Açılış konuşmalarının ardından gerçekleştirilen panelin moderatörlüğünü DÜNYA Gazetesi Genel Yayın Yönetmeni Yardımcısı Talip Aktaş üstlendi.

Etkinlikte konuşan NRW.INVEST Türkiye Temsilcilik Müdürü Dr. Adem Akkaya, Almanya’nın Kuzey- Ren Vestfalya Eyaleti ile ilgili bilgi verdi. Eyaletin Ekonomik Kalnkınma Ajansı olduklarını belirten Akkaya, burada yerleşik 400 Türk firmasının yer aldığını anlattı. Her yıl 40 yeni Türk firmasının bu bölgeye geldiğini açıklayan Akkaya, bölgede Endüstri 4.0’a yön veren sektörlerden öncü şirketlerin yer aldığını belirtti. Eskiden Türklerin bölgeye ‘Ne iş yapabilirim’ sorusuyla geldiğini aktaran Akkaya, “Şimdi ise gelen bir stratejiyle geliyor. Türk firmaları burayı Avrupa’nın kapısı olarak görüyor. Biz NRW. INVEST oralarak gelen firmalara rehberlik yapıyoruz” ifadelerini kullandı.
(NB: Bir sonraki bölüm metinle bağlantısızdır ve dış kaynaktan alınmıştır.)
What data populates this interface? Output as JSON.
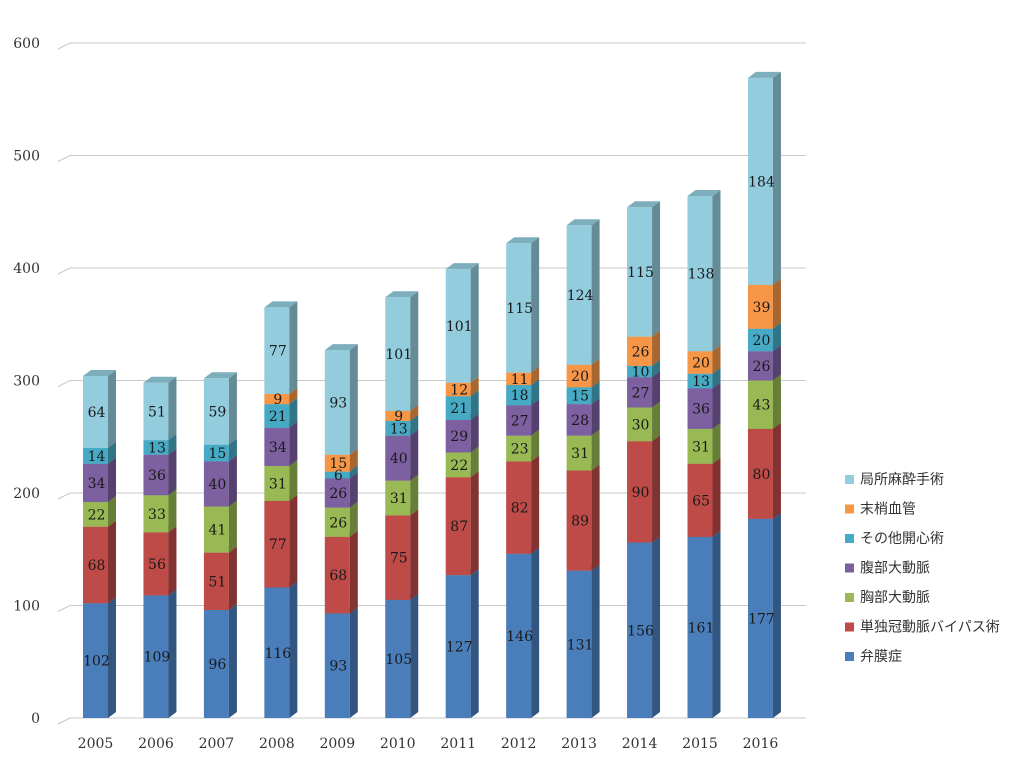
{
  "chart_data": {
    "type": "bar",
    "stacked": true,
    "style": "3d-column",
    "title": "",
    "xlabel": "",
    "ylabel": "",
    "ylim": [
      0,
      600
    ],
    "yticks": [
      0,
      100,
      200,
      300,
      400,
      500,
      600
    ],
    "grid": true,
    "legend_position": "right",
    "categories": [
      "2005",
      "2006",
      "2007",
      "2008",
      "2009",
      "2010",
      "2011",
      "2012",
      "2013",
      "2014",
      "2015",
      "2016"
    ],
    "series": [
      {
        "name": "弁膜症",
        "color": "#4a7ebb",
        "values": [
          102,
          109,
          96,
          116,
          93,
          105,
          127,
          146,
          131,
          156,
          161,
          177
        ]
      },
      {
        "name": "単独冠動脈バイパス術",
        "color": "#be4b48",
        "values": [
          68,
          56,
          51,
          77,
          68,
          75,
          87,
          82,
          89,
          90,
          65,
          80
        ]
      },
      {
        "name": "胸部大動脈",
        "color": "#98b954",
        "values": [
          22,
          33,
          41,
          31,
          26,
          31,
          22,
          23,
          31,
          30,
          31,
          43
        ]
      },
      {
        "name": "腹部大動脈",
        "color": "#7d60a0",
        "values": [
          34,
          36,
          40,
          34,
          26,
          40,
          29,
          27,
          28,
          27,
          36,
          26
        ]
      },
      {
        "name": "その他開心術",
        "color": "#46aac5",
        "values": [
          14,
          13,
          15,
          21,
          6,
          13,
          21,
          18,
          15,
          10,
          13,
          20
        ]
      },
      {
        "name": "末梢血管",
        "color": "#f79646",
        "values": [
          null,
          null,
          null,
          9,
          15,
          9,
          12,
          11,
          20,
          26,
          20,
          39
        ]
      },
      {
        "name": "局所麻酔手術",
        "color": "#93cddd",
        "values": [
          64,
          51,
          59,
          77,
          93,
          101,
          101,
          115,
          124,
          115,
          138,
          184
        ]
      }
    ]
  }
}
Endüstri 4.0 konusunda insansız fabrikaların konuşulduğunu anımsatan Akkaya, 4 bin kişinin çalıştığı bir fabrikadan bütün insanlar işten çıkarılsa da üretim devam edeceği için Gayri Safi Milli Hasıla’da azalma olmayacağını söyledi. Bu durumda insanların hayatlarını sürdürebilmesi için her doğan kişinin devletten alacağı olacağını savunan Akkaya, gelecekte belki de makinelerin vergi ödeyebileceğini vurguladı. Akkaya, gelecekte bütün rutin işlerin makineler tarafından yapılacağını belirtti.

Dünyanın şu anda Sanayi 3.7’de olduğunu anlatan Endüstriyel Otomasyon Sanayicileri Derneği (ENOSAD) Başkanı Dr. Ercan Halıcı, buradan Sanayi 4.0’a geçileceğini aktardı. 2008 yılına kadar Çin’in elinde tuttuğu ucuz işçiliğin gelişmiş ülkeleri zora soktuğunu vurgulayan Halıcı, Endüstri 4.0’ı bunun tetiklediğini ifade etti. Herkesin Endüstri 4.0’ı kendi bakış açısıyla tanımladığını söyleyen Halıcı, şöyle devam etti: “Bilişimci bir arkadaşa sorsanız big data, sanal zeka diye tanımlar Endüstri 4.0’ı. Mekanikçi bir arkadaş robot diye tanımlar. Aslında Endüstri 4.0 herkesin tanımladığının ortak paydada bulaşmasıdır. Bize göre Endüstri 4.0’ın mekanik ve robot, elektrik ve otomasyon ile bilişim ve iletişim olmak üzere 3 temel bileşeni var. Bu süreç sadece sanayiyi değil tüm insanlığı değiştirecek. Eskisi gibi 3 vardiya değil 6 vardiya işler olacak. İnsanların daha fazla düşünme zamanı olacak.”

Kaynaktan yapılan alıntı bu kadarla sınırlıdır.